The chair scrapes the tile floor as she pulls it closer to the bedside. “Will you be all right?” she half whispers. “I’m sorry.”
“You saved my life.” I stare at her face, willing her gaze to settle, just for a moment. She fidgets, her hands smoothing her pants, rifling through her purse. I reach out, touch her hand, and for a second, she stills. “Did you know I was there? At that house?”
She shakes her head, vehement. “No. No, Zoe, I didn’t. He fired me. It’s . . . all my fault he got away with all of this.” She takes a gulp of air, like a half-sob.
“You’ve known.” Of course she has. I hadn’t thought of it until this very moment, but Penny knew Tara. Joanie. The shock of seeing me, for the first time, then. A flood of half-overheard conversations rush back. Henry, but it isn’t right. It doesn’t look proper. The way she couldn’t look at me, never said my name. “How much did you know? That we were twins?”
She nods slowly, for once, leveling her gaze. She clears her throat. When she speaks, for the first time, her voice is clear and steady. “Frank and I lived in that cabin behind the Whittakers’ property.” The surprise must register on my face because she halts, and coughs, a resonant, wet sound from deep within her chest. “Henry grew up at Fishing Lake. They bought it from the Vizzinis. Frank and I worked for the Whittakers for years.”
I knew much of this, that Penny worked for Henry’s family. That the Fishing Lake house was Henry’s parents’. I close my eyes, smooth my eyebrows with my index finger. I wave my hand around for her to continue.

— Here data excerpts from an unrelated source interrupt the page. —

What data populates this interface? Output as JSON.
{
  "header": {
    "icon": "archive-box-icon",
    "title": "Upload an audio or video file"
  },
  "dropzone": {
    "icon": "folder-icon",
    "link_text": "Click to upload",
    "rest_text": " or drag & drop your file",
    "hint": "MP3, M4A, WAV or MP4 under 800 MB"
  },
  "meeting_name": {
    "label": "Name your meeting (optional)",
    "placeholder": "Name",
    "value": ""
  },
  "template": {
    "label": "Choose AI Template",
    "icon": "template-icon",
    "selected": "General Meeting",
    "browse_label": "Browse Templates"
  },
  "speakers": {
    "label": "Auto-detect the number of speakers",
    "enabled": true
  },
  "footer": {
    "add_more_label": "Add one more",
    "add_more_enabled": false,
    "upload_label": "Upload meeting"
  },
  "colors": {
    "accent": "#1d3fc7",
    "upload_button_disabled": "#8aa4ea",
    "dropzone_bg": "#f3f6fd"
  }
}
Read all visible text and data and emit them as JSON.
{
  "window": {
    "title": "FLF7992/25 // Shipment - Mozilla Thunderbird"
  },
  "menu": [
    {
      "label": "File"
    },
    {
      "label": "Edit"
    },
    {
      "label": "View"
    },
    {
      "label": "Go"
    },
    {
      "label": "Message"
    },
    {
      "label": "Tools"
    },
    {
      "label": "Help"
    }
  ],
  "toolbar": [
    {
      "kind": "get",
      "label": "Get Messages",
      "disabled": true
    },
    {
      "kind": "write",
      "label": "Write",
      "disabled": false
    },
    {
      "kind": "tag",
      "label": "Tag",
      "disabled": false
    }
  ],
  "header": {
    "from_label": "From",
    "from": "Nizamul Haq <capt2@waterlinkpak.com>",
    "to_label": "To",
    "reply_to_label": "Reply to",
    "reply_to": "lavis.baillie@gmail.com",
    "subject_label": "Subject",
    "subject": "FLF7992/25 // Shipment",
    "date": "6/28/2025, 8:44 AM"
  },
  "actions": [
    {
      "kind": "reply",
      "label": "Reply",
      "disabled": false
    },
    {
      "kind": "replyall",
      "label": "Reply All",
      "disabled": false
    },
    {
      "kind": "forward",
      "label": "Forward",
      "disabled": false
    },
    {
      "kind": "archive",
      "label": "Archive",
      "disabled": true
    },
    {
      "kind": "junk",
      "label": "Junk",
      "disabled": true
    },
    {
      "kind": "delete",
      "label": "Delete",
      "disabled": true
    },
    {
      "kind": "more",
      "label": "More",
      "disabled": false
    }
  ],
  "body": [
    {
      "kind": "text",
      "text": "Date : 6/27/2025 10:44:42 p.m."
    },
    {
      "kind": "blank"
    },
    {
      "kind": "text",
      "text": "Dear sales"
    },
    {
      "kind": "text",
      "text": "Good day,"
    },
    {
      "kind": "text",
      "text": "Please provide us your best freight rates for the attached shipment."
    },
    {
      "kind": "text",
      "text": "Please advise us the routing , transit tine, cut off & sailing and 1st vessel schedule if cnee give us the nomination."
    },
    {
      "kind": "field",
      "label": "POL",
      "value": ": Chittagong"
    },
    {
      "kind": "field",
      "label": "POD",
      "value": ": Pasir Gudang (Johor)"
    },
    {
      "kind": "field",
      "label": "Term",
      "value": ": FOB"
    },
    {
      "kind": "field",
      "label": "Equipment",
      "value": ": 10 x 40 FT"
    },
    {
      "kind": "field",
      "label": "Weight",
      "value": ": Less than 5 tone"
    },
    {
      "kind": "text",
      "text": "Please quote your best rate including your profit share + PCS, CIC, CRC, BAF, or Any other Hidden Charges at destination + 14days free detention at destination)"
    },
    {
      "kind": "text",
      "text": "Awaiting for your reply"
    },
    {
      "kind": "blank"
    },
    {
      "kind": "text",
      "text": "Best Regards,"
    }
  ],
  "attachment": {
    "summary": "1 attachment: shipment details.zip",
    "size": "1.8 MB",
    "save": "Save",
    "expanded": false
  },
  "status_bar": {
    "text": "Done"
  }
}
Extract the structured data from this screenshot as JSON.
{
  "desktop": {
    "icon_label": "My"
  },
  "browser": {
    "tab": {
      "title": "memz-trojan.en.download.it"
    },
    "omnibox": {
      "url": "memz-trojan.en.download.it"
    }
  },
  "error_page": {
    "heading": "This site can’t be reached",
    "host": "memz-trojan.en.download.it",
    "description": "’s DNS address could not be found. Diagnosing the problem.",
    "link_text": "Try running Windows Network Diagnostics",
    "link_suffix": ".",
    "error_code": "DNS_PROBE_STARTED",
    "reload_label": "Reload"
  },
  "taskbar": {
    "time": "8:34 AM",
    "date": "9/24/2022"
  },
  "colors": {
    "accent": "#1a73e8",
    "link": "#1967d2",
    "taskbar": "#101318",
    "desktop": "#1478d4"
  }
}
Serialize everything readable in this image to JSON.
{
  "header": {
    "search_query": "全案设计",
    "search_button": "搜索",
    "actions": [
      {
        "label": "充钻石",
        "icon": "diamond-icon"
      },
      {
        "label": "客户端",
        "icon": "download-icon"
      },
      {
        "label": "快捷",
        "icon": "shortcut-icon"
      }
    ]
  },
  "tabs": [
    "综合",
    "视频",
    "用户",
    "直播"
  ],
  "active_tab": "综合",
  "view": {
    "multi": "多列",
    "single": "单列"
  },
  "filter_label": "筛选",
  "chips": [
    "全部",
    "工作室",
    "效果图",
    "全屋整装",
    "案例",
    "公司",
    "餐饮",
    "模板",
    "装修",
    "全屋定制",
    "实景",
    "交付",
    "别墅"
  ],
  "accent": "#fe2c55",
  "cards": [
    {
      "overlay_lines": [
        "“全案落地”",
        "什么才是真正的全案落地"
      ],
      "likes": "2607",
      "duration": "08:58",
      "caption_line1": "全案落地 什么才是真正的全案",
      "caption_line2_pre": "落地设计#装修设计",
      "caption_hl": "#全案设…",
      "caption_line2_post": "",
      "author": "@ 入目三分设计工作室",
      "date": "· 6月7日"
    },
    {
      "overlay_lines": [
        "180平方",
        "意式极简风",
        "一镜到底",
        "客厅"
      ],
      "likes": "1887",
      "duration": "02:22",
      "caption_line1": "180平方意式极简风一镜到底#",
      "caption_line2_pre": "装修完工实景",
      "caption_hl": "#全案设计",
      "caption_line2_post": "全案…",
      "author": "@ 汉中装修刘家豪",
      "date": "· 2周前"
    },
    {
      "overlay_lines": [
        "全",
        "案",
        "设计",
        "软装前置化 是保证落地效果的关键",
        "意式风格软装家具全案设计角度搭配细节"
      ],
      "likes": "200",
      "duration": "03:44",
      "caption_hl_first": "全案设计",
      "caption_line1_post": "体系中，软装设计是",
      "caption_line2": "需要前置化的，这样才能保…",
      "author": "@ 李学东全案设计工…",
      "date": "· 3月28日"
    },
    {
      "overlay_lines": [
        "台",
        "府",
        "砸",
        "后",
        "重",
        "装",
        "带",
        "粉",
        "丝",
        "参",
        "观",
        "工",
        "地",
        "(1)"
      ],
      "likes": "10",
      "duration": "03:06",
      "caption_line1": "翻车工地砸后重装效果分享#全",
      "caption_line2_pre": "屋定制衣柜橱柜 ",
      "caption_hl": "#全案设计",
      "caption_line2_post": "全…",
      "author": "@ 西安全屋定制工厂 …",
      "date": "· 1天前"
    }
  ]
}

“In the back, at the edge of the property, used to sit a guest house. Much like the one you saw. It was almost an apartment, really. I tended the Whittakers’ house, affairs, bills, and social calendar, and Frank was an accountant at Mr. Whittaker’s law firm. Mrs. Whittaker was in advertising. They were nice people. They just had one very troubled teenaged son.” She rummages in her purse, pulls out a tissue, and dabs her eyes.
I remember then: a fire. And I know what’s coming before she says it.
She shakes her head. “I saw the smoke from the upstairs bedroom. I came running down the lane, Frank was in the house. He’d been sick with shingles. By the time I got to our walk, Henry was there, just sitting on a rock, watching it burn. I screamed at him. Told him Frank was in there, that he was trapped, but it was like he didn’t even hear me. Or didn’t care. He just watched it burn, mesmerized.” Plump tears fall down her cheeks, one after the other, and she blots them as they drip off her chin while she speaks. “By the time Frank knew there was a fire, he’d tried to come down the stairs. They collapsed underneath him. His spinal cord was severed.” She pauses, pours herself a drink of water from my pitcher into a fresh Styrofoam cup. “The Whittakers were traumatized. They took Henry to every psychologist in the tristate area. They were good people. They kept me on until they died. Could never apologize enough, never pay for enough. Rebuilt a house for us, bigger, on another patch of property, farther down the trail, the one you found. Said we could live the rest of our days there, rent free. Henry wasn’t allowed back there as a teenager.”